Study: Apple Watch can accurately track stress without an EDA sensor
The Apple Watch may be the most popular smartwatch on the planet, but it still lags behind competitors from Fitbit and Samsung when it comes to sensors. However, a new study from Frontiers in Digital Health (via MyHealthyApple) shows that it might not need them.
In a pilot study that tracked 33 mostly white female participants, the researchers were able to use heart rate variability data from the ECG sensor on the Apple Watch Series 6 combined with machine learning techniques to develop a stress prediction tool.

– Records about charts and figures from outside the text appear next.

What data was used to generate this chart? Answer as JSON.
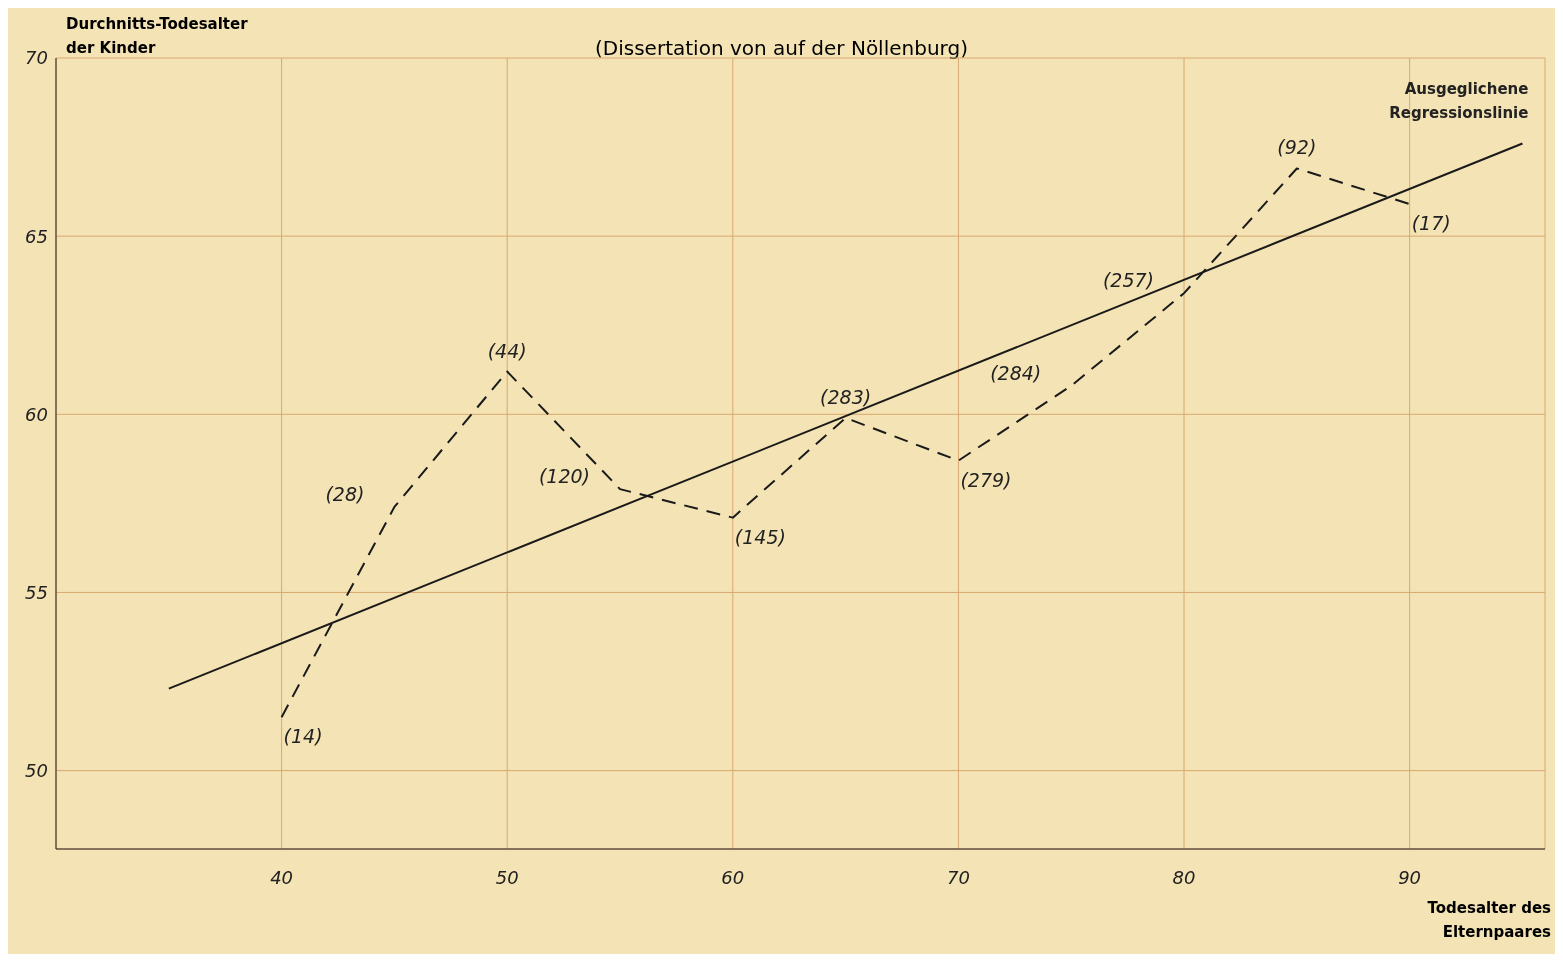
{
  "chart_data": {
    "type": "line",
    "subtitle": "(Dissertation von auf der Nöllenburg)",
    "xlabel": "Todesalter des Elternpaares",
    "ylabel": "Durchnitts-Todesalter der Kinder",
    "xlim": [
      30,
      96
    ],
    "ylim": [
      47.8,
      70
    ],
    "xticks": [
      40,
      50,
      60,
      70,
      80,
      90
    ],
    "yticks": [
      50,
      55,
      60,
      65,
      70
    ],
    "grid": true,
    "marker": "none",
    "series": [
      {
        "color": "#1a1a1a",
        "line_style": "dashed",
        "x": [
          40,
          45,
          50,
          55,
          60,
          65,
          70,
          75,
          80,
          85,
          90
        ],
        "values": [
          51.5,
          57.4,
          61.2,
          57.9,
          57.1,
          59.9,
          58.7,
          60.8,
          63.4,
          66.9,
          65.9
        ]
      },
      {
        "name": "Ausgeglichene Regressionslinie",
        "color": "#1a1a1a",
        "line_style": "solid",
        "x": [
          35,
          95
        ],
        "values": [
          52.3,
          67.6
        ]
      }
    ],
    "annotations": [
      {
        "text": "(14)",
        "x": 40,
        "y": 51.5
      },
      {
        "text": "(28)",
        "x": 45,
        "y": 57.4
      },
      {
        "text": "(44)",
        "x": 50,
        "y": 61.2
      },
      {
        "text": "(120)",
        "x": 55,
        "y": 57.9
      },
      {
        "text": "(145)",
        "x": 60,
        "y": 57.1
      },
      {
        "text": "(283)",
        "x": 65,
        "y": 59.9
      },
      {
        "text": "(279)",
        "x": 70,
        "y": 58.7
      },
      {
        "text": "(284)",
        "x": 75,
        "y": 60.8
      },
      {
        "text": "(257)",
        "x": 80,
        "y": 63.4
      },
      {
        "text": "(92)",
        "x": 85,
        "y": 66.9
      },
      {
        "text": "(17)",
        "x": 90,
        "y": 65.9
      }
    ]
  }
}
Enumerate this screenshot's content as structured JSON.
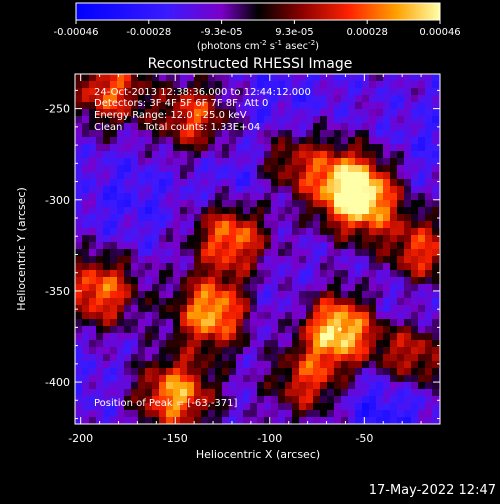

The study found that a 30-second ECG reading delivered instant feedback on their stress levels with an accuracy of 52 percent to 64 percent, compared with 60 percent to 80 percent for “state-of-the-art accuracy for stress detection in real-life settings.”
Those are impressive results that relied solely on the ECG sensor. Those results would presumably be higher when using the new temperature sensor on the Apple Watch Series 8 and Apple’s own stress algorithms due to the relationship between stress and skin conductance changes.
Back in 2020, Fitbit released its new Sense watch that had, among other things, a new continuous ElectroDermal Activity (EDA) sensor that tracked tiny electrical changes on your skin to help identify when users were experiencing stress. It was hailed as an advancement over the Apple Watch, which had only just caught up with Fitbit’s blood-oxygen sensor from five years earlier. Using a dedicated EDA app, users need to hold their palms over the screen for at least 2 minutes to get a reading.
The researchers called the results “very promising,” though cautioned that the Apple Watch “lacks the predictive power to accurately predict the ‘stress’ states as of yet.”